Thermal interface materials with sufficiently vertically aligned and interconnected nickel-coated carbon fibers under high filling loads made via preset-magnetic-field method

Abstract Efficient thermal dissipation has become a critical factor limiting the development of electronic devices. Thermal interface materials (TIMs) connecting the surfaces of heat source and heat sink, are important to guarantee stable and sufficient heat dissipation from heat source to heat sink. Carbon fibers (CFs) are widely used as the reinforcing fillers to enhance the thermal conductivities of polymer-based composites because of their extremely high thermal conductivities in axial direction.

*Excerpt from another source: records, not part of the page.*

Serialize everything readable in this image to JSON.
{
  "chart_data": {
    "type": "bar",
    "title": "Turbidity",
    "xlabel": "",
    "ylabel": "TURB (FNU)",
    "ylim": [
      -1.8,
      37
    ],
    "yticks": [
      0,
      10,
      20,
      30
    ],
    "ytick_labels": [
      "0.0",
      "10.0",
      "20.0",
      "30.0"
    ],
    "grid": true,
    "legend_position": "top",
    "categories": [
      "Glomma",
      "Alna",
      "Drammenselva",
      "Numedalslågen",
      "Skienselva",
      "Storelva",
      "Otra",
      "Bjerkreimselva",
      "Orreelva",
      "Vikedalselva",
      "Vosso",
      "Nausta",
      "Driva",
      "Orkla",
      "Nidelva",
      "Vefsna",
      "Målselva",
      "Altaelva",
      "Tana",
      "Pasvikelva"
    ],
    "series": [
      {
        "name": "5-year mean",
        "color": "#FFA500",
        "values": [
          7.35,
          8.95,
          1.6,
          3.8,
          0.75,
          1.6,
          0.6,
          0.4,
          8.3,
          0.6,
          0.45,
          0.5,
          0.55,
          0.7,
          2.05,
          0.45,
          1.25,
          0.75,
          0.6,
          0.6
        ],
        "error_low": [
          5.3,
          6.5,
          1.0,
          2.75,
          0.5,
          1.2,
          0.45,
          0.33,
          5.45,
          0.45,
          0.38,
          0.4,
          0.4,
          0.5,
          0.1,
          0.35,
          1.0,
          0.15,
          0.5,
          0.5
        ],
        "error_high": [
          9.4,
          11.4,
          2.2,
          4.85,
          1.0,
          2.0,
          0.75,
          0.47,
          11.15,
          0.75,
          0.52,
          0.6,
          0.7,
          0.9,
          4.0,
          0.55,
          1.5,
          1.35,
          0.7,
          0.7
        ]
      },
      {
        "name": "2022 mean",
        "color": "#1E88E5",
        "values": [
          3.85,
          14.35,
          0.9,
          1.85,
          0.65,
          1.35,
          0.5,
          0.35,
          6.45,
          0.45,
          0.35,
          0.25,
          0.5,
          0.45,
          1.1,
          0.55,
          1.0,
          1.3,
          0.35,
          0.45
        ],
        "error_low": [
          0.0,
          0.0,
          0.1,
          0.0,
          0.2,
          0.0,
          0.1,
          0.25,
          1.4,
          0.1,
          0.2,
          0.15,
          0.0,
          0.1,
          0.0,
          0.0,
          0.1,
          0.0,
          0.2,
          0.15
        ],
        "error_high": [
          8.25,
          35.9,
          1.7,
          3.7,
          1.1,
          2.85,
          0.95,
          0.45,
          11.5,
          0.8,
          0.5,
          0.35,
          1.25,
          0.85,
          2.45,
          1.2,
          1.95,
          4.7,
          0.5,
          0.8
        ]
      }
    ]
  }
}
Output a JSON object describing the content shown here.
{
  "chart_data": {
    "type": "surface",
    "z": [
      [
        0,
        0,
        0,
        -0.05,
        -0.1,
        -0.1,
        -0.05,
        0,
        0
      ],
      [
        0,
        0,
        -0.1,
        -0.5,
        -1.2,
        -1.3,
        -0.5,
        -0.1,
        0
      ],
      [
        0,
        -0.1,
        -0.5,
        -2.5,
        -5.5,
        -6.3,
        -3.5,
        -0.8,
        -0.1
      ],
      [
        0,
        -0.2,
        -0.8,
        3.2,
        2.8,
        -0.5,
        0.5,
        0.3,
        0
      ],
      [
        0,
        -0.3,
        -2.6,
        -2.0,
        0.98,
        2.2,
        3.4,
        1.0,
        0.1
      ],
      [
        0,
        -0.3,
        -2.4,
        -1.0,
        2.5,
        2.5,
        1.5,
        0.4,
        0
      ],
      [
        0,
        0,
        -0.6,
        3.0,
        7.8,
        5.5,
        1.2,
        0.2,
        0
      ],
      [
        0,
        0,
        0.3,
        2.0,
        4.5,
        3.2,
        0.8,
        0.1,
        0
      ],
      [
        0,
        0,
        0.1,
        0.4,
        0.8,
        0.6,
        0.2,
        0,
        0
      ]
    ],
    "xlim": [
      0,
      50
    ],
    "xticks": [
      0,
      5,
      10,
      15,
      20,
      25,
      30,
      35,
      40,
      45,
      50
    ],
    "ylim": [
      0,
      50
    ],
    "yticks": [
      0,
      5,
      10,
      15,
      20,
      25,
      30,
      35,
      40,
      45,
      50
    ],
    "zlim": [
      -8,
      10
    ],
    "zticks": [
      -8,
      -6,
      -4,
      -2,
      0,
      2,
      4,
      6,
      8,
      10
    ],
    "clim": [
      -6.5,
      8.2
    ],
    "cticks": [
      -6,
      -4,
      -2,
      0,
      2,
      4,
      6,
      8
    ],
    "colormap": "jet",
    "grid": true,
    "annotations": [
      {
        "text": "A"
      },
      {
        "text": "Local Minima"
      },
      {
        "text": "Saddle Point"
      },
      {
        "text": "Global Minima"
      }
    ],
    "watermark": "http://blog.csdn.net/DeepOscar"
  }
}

However, conventional methods of CFs cannot take full advantage of their high thermal conductivities because heat conductive channels in composite are not efficiently built due to the greatly larger viscosity of composite caused by CFs under high filler concentration. To solve this problem, we report a magnetic field-based and viscosity-independent method to fabricate the nickel-coated carbon fibers (NICFs) filled polydimethylsiloxane (PDMS) composites with the highspeed through-plane heat conductive channels under high filler concentration. The NICFs-composite shows 69 times enhanced through-plane thermal conductivity (10.50 W/(m∙K)) compared to that of pure PDMS (0.15 W/(m∙K)) and low thermal expansion coefficient (CTE) of 55.14 ppm/°C at 51.54 wt%. Compared to commercial TIMs, the NICFs-composites exhibits better thermal performance, demonstrating potential application prospects in electronic devices cooling area.